If you’re a novice teacher ASSUME NOTHING about the students’ prior knowledge. They aren’t completely empty vessels but it would be easier if they were, because a scrap of knowledge is a terrifying thing.
I learned this lesson with a group of 15 year olds during a geography class. It was a hot day, early in the semester and I hadn’t been teaching them long. We were studying a unit on climate types and I gave them a climate graph activity with questions to complete. Everything was going well until it was time to mark the worksheet and discuss the answers. The climate type shown on the graph was in the northern hemisphere whereas we were in Australia, the southern hemisphere. I didn’t anticipate any problems with using a climate graph from the northern half of the planet. I was wrong.
The students answered questions that relied on a literal interpretation of the graph well. They identified the coldest, hottest, wettest and driest months from the information on the line and bar graphs. Eventually we came to the interpretive questions – when are the spring, summer, autumn and winter months? Most of the students chose December, January and February as summer months and June, July and August as winter months, which would be correct for Australia. I breezily explained these answers were incorrect as the climate type depicted was in the northern hemisphere. Naively I assumed this settled the matter.
I was mistaken. My explanation was greeted with a sea of blank faces.
“You’re wrong Miss,” pronounced Johnny, “It’s always summer in December.”
“It is here in Australia, in the Southern Hemisphere, but not in the Northern Hemisphere,” I responded. “This is a climate graph of New York, in North America. It’s summer in July in New York.”
“And it’s always winter in July,” chimed in Doug, ignoring my explanation. By now I was beginning to feel a twinge of despair. The few students who had answered the question correctly were giving me some serious side eye.

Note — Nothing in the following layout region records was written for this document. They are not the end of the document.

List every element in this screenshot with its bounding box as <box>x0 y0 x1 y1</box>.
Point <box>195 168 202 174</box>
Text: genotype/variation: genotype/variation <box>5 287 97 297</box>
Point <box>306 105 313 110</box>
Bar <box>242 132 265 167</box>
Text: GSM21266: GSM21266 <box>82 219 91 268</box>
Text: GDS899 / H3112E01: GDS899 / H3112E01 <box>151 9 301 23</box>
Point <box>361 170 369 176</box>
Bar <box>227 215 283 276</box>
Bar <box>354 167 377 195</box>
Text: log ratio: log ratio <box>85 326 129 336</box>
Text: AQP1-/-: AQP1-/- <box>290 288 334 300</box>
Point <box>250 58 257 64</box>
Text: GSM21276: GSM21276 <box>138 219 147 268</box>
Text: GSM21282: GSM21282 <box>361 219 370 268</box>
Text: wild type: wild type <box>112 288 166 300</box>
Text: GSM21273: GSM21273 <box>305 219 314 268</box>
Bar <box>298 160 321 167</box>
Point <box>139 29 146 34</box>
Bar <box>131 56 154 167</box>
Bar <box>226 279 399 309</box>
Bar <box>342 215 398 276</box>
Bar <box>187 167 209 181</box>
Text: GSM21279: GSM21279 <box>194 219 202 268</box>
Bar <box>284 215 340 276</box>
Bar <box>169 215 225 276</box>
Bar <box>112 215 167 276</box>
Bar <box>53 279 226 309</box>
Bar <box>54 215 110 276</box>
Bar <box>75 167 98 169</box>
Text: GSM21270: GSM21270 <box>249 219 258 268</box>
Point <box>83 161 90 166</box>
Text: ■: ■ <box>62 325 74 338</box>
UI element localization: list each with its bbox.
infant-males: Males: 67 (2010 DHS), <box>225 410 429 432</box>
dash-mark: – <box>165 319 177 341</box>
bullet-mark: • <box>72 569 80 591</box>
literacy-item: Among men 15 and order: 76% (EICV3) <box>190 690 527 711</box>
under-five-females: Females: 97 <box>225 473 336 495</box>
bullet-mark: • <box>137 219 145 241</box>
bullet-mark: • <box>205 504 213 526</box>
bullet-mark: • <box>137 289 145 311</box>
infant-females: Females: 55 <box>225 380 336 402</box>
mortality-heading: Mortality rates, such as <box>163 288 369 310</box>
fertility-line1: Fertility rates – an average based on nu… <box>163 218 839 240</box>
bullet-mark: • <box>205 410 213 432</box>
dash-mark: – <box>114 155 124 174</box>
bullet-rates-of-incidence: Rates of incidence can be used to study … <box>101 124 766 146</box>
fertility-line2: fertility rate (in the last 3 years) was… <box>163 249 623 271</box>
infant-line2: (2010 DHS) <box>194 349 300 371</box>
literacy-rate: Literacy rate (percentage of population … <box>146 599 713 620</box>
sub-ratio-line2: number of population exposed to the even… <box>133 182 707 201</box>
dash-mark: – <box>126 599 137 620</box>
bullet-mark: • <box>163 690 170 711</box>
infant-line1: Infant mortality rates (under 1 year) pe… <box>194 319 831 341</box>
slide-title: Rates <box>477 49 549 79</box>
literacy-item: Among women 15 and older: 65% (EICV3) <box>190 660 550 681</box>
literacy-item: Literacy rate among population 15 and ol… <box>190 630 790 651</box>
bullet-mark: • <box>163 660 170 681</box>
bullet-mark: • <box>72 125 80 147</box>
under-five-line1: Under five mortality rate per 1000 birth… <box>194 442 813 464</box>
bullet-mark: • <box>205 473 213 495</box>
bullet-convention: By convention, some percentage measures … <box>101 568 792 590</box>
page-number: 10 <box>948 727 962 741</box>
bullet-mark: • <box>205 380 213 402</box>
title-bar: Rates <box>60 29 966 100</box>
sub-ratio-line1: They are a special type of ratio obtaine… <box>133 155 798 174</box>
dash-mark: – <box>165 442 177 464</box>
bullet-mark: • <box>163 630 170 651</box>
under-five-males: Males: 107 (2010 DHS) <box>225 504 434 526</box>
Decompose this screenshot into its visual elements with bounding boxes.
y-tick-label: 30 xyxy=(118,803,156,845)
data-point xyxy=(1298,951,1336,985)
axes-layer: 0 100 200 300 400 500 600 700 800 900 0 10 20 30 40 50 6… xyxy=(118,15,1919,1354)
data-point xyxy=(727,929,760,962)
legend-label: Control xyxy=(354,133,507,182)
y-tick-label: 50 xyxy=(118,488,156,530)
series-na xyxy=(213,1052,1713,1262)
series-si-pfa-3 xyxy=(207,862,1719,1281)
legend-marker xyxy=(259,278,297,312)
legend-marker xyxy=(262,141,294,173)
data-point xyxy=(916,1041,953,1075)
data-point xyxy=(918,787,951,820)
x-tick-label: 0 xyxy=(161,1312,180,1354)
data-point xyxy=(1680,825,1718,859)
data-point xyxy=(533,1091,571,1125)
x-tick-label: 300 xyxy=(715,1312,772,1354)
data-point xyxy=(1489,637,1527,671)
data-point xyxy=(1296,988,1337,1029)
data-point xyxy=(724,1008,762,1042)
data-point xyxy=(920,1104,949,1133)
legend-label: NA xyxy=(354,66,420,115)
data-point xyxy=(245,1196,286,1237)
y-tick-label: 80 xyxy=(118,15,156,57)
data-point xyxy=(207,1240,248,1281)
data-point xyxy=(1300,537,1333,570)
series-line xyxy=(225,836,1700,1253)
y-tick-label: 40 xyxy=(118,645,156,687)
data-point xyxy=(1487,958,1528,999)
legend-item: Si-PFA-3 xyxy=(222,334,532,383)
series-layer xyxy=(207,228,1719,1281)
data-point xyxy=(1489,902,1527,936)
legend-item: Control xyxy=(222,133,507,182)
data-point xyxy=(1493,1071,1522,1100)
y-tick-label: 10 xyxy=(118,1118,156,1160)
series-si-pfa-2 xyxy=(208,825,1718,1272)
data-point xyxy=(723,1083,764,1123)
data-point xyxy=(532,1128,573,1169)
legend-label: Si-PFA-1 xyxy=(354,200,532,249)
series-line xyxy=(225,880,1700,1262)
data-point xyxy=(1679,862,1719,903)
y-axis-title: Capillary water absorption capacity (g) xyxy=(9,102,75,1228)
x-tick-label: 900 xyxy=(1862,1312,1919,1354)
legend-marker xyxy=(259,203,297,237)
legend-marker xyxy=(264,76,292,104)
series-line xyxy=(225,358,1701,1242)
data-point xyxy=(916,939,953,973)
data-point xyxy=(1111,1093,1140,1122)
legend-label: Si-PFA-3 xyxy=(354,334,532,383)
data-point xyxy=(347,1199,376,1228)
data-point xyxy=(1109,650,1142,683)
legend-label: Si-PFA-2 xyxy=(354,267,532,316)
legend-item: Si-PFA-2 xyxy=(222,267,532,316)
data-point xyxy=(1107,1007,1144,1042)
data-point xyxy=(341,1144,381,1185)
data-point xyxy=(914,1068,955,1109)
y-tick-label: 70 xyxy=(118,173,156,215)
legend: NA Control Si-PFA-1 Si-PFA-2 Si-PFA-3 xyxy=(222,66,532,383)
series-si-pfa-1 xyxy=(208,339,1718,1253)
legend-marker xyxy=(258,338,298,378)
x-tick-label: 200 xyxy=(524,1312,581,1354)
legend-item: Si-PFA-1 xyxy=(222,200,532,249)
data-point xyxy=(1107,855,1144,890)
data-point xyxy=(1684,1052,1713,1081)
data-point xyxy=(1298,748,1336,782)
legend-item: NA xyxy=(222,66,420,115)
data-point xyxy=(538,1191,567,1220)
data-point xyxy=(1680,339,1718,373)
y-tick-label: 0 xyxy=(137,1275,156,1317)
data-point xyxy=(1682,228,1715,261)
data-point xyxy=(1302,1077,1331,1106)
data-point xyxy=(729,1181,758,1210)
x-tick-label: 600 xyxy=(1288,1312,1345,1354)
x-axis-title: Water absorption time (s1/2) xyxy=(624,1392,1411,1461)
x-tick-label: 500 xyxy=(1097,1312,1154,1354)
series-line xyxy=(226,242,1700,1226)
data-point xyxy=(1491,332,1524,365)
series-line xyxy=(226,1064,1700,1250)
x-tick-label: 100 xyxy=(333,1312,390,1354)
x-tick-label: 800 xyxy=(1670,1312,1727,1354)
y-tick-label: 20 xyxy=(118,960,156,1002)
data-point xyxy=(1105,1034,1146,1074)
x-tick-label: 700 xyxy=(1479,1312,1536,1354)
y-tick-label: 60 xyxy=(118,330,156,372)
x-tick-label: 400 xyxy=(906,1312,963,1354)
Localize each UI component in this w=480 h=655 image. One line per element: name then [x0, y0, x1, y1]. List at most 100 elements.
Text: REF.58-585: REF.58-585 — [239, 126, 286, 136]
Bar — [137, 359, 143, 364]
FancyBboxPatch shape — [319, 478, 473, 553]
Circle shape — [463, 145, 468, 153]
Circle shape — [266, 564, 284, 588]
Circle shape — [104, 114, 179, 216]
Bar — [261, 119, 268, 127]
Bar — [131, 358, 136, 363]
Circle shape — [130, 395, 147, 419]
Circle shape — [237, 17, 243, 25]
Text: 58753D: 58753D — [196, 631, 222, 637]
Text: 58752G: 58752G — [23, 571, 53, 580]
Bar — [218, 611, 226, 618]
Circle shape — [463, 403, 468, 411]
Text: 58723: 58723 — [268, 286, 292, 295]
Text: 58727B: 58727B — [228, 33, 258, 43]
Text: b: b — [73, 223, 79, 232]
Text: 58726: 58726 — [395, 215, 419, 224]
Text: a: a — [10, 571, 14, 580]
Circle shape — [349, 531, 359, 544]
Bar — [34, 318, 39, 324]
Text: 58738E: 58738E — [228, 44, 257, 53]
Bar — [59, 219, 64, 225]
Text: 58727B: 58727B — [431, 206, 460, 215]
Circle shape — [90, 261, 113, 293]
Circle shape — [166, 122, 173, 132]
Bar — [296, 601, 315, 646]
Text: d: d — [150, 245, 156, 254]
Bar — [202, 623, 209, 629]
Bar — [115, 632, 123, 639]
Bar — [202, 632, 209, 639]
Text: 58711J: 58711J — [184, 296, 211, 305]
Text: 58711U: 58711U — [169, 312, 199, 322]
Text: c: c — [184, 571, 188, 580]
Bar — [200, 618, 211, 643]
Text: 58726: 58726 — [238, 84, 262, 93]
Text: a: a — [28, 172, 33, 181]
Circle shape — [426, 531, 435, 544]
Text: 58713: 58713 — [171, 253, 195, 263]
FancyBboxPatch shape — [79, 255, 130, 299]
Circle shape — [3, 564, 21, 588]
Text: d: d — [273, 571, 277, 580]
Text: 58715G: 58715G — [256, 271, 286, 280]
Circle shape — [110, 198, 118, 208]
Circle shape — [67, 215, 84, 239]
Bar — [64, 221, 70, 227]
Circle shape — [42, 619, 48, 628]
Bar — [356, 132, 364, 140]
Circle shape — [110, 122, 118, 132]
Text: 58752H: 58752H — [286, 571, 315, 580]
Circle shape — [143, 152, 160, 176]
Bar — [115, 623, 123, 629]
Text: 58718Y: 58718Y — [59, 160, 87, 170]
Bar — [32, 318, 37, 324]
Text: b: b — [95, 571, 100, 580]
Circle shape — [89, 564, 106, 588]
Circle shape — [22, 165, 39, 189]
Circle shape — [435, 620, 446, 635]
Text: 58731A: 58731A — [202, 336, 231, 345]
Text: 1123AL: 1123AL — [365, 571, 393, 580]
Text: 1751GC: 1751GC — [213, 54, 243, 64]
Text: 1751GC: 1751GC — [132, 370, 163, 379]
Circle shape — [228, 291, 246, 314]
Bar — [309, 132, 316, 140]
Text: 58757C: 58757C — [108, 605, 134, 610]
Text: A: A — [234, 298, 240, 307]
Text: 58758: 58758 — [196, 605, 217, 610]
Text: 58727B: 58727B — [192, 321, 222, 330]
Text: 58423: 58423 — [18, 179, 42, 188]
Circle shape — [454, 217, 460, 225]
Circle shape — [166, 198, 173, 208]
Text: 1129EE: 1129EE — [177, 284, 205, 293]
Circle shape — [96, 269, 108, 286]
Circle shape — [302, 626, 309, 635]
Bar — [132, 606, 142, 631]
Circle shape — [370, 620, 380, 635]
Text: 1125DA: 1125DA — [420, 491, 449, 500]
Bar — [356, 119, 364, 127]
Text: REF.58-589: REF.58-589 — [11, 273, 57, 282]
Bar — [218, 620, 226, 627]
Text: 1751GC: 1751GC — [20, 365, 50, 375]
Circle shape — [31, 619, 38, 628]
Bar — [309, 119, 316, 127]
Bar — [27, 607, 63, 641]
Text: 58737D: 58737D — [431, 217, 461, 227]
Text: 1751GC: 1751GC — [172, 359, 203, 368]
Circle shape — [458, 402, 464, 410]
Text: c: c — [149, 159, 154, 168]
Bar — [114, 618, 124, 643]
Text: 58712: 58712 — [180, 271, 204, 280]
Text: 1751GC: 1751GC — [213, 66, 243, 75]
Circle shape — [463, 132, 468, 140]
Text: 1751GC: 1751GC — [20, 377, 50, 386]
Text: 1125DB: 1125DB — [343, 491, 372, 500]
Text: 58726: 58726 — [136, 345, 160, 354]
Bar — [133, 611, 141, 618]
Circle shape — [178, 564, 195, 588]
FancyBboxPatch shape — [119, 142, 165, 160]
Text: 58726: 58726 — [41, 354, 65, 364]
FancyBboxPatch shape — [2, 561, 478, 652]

I grabbed the world globe from my desk and improvised a sun with a confiscated water balloon. “When we have Christmas here in December, it’s hot because the southern hemisphere is tilted towards the sun. When people in the northern hemisphere have Christmas in December, it’s cold and snowing because the northern hemisphere is tilted away from the sun. We did all this last week”, I persisted. My efforts were met with more blank stares, a few wrinkled foreheads and derisive snorts from the “tough” kids on the back row.
“Santa! Sleighs! Jingle bells! Dashing through the snow! Bing Crosby! White Christmas! Snowmen! eggnog!” I yelled.
Not a even a flicker of comprehension, yet when we covered the material about seasons in class previously, they all coloured in their earth-sun diagrams and seemed to understand the concepts.
Suddenly, the fog on Johnny’s face cleared. “I know why you’re confused Miss,” he announced.
“Do you? Oh please! Enlighten me!” I sarcased (this is a word I invented- it means, to reply back sarcastically when exasperated).
“Miss Valentine” he explained with elaborate patience. “Just because it’s December over here, doesn’t mean it’s December over there!”
“Yeah!” chorused the rest of the students relieved Johnny, at least, knew his stuff.
Apparently most of the class were under the impression that when it’s December in Australia, it’s actually June in the United States.
I wasn’t looking forward to teaching time zones.